At the top of the Narrows is what some describe as the “crux” of the climb – and there was actually a rope to help. Going up, Rick P. went up first, leaned over and grabbed my hand and hoisted. Going down I depended more on my boots and foot-cracks – but note I had a grip on the rope just in case.
All the way back, the red and yellow bulls-eyes marked the way. I became very enamored with them. With weather threatening we didn’t want to have to take any time route finding.
Rick P. noticed my infatuation with the bulls-eyes, and made a Happy Face on one of them!
Finally, we got back to the Keyhole with the rain still holding off. The winds going through that hole, however made one feel as if you could take flight if you didn’t hold on. Longs, has the highest recorded wind gusts, which can approach 200 mph. Thankfully we didn’t experience that!
Full view of the Keyhole with the Agnes Vaille Memorial Shelter shown on the left.
In 1925, Agnes Vaille, a famous climber, attempted the first winter ascent of the East Face of Long’s Peak. She reached the summit, but on the way down, in a blizzard, she fell and was unable to continue. Her partner left her sheltered in several huge boulders and went down for help. When he returned with a rescue party several hours later she was dead. So she got a memorial. That stone hut is 10’ high.
Rick at the doorway to the Agnes Memorial.
Longs Peak has quite a death history even after the fact that two out of three who start out to climb Longs turn back at the keyhole:
55 people have died while attempting to climb Longs Peak. Of those 55 fatalities, 35 were from falls.

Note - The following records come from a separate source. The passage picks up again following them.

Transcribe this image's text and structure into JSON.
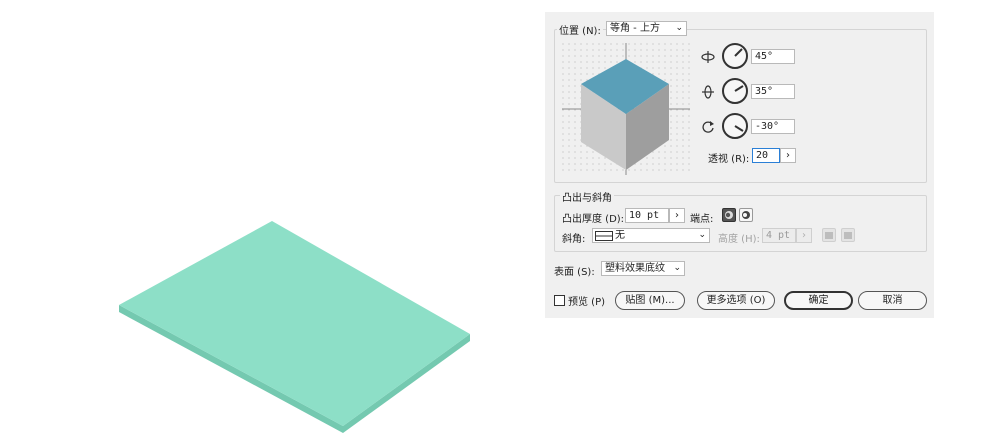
{
  "colors": {
    "slab_top": "#8ddfc7",
    "slab_side": "#74c9b0",
    "cube_top": "#5a9fb8",
    "cube_left": "#c9c9c9",
    "cube_right": "#9e9e9e",
    "dialog_bg": "#f0f0f0"
  },
  "position": {
    "label": "位置 (N):",
    "value": "等角 - 上方",
    "x_rotation_icon": "rotate-x-icon",
    "x_rotation": "45°",
    "y_rotation_icon": "rotate-y-icon",
    "y_rotation": "35°",
    "z_rotation_icon": "rotate-z-icon",
    "z_rotation": "-30°",
    "perspective_label": "透视 (R):",
    "perspective": "20",
    "stepper": "›"
  },
  "extrude": {
    "title": "凸出与斜角",
    "depth_label": "凸出厚度 (D):",
    "depth": "10 pt",
    "depth_stepper": "›",
    "cap_label": "端点:",
    "bevel_label": "斜角:",
    "bevel": "无",
    "height_label": "高度 (H):",
    "height": "4 pt",
    "height_stepper": "›"
  },
  "surface": {
    "label": "表面 (S):",
    "value": "塑料效果底纹"
  },
  "footer": {
    "preview_label": "预览 (P)",
    "map_button": "贴图 (M)...",
    "more_options_button": "更多选项 (O)",
    "ok_button": "确定",
    "cancel_button": "取消"
  }
}
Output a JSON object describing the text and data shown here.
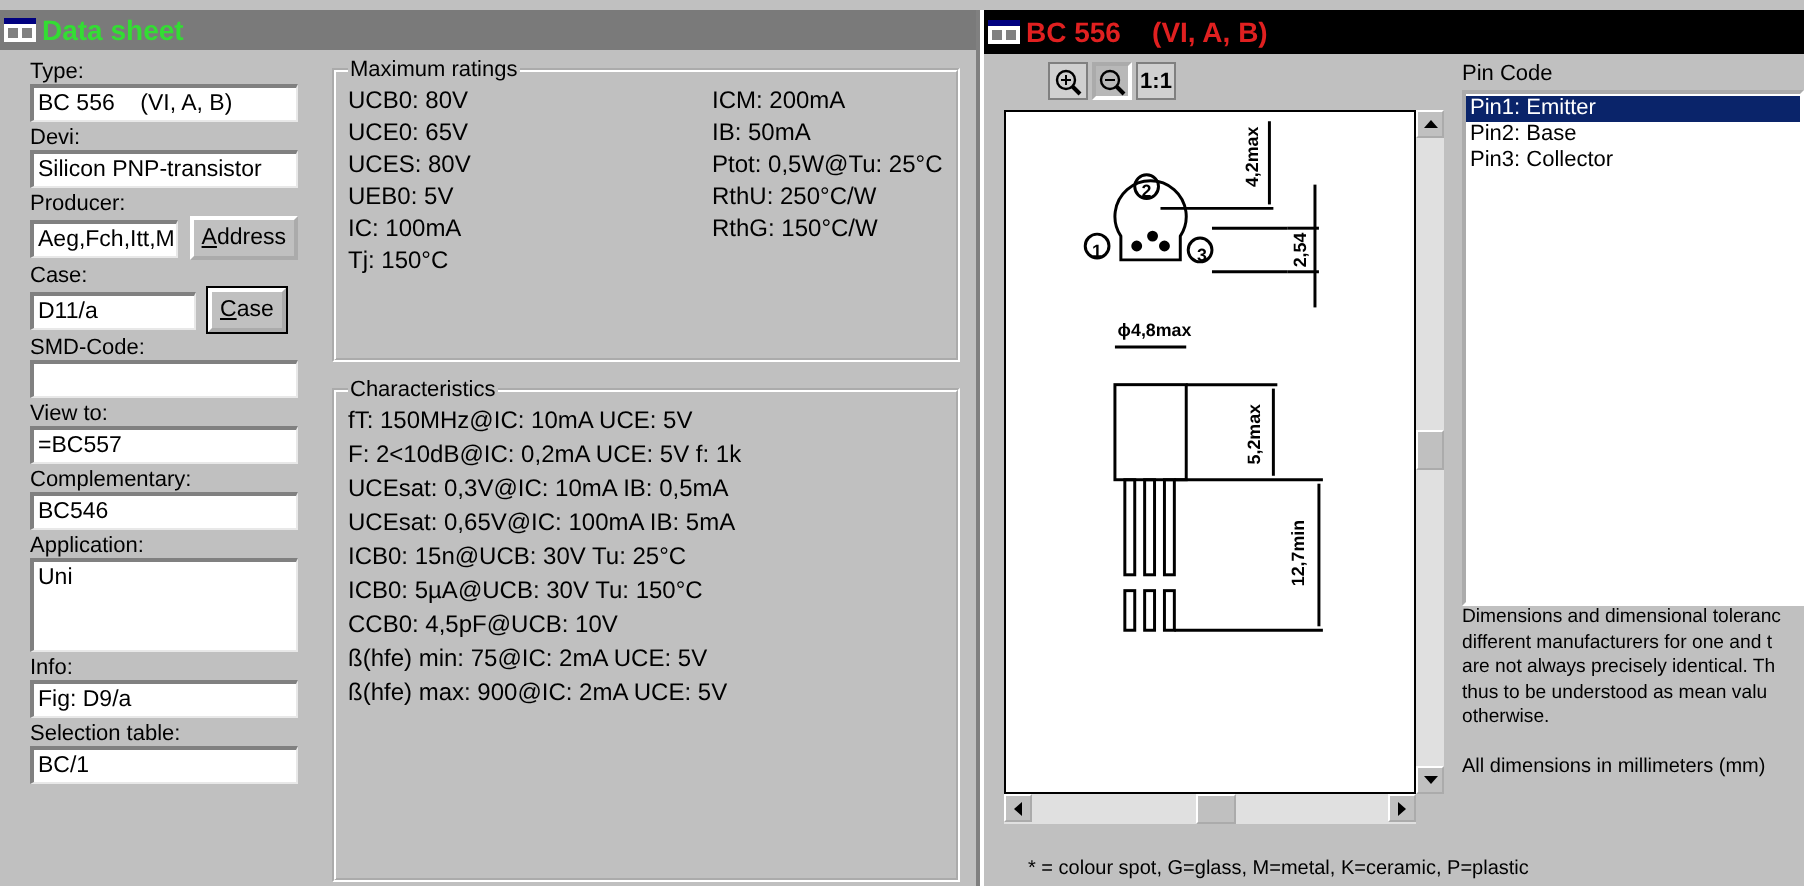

Other reasons include exposure (8), heart attacks (6), lightning (2), suicide (2), lost (1) and falling rock (1).
Since 1970, an average of one person has been killed on Longs per year, which are pretty good odds, really unless you are the one!
By the time we got back to the campsite, the rain had started (mercifully not while we were down-climbing) and we had to make a decision – take cover in the tents or pack up in the rain and make a run for it – well more like a several hour hike, over half of which would be above tree line exposed. If it was just rain, we would get a bit wet, but if it turned electrical – not good.
Amazingly within ten minutes we actually saw some clearing coming from the south (over the keyhole) and so we packed up and went for it.
The hike down, with full backpacks, was 2 ¼ hours, 3300’ and 7 miles, with the rain threatening all the way, but nothing major until … at 6:15pm as we approached the car at trailhead, the heavens opened … and the rain continued all the way back as far as Vail!
Nearing trailhead, Rick P. still looking somewhat chipper … Rick C.: not so much.
The whole route as tracked by Spot satellite service.
This was a super-fun climb, lots of interesting challenges, lots of beauty and definitely some new experiences.
I can only agree with Enos Mills, a naturalist, climber and father of Rocky Mountain National Park who climbed Longs Peak 297 times in his life, who wrote:
“Climbing a high peak occasionally will not only postpone death but will give continuous intensity to the joy of living.”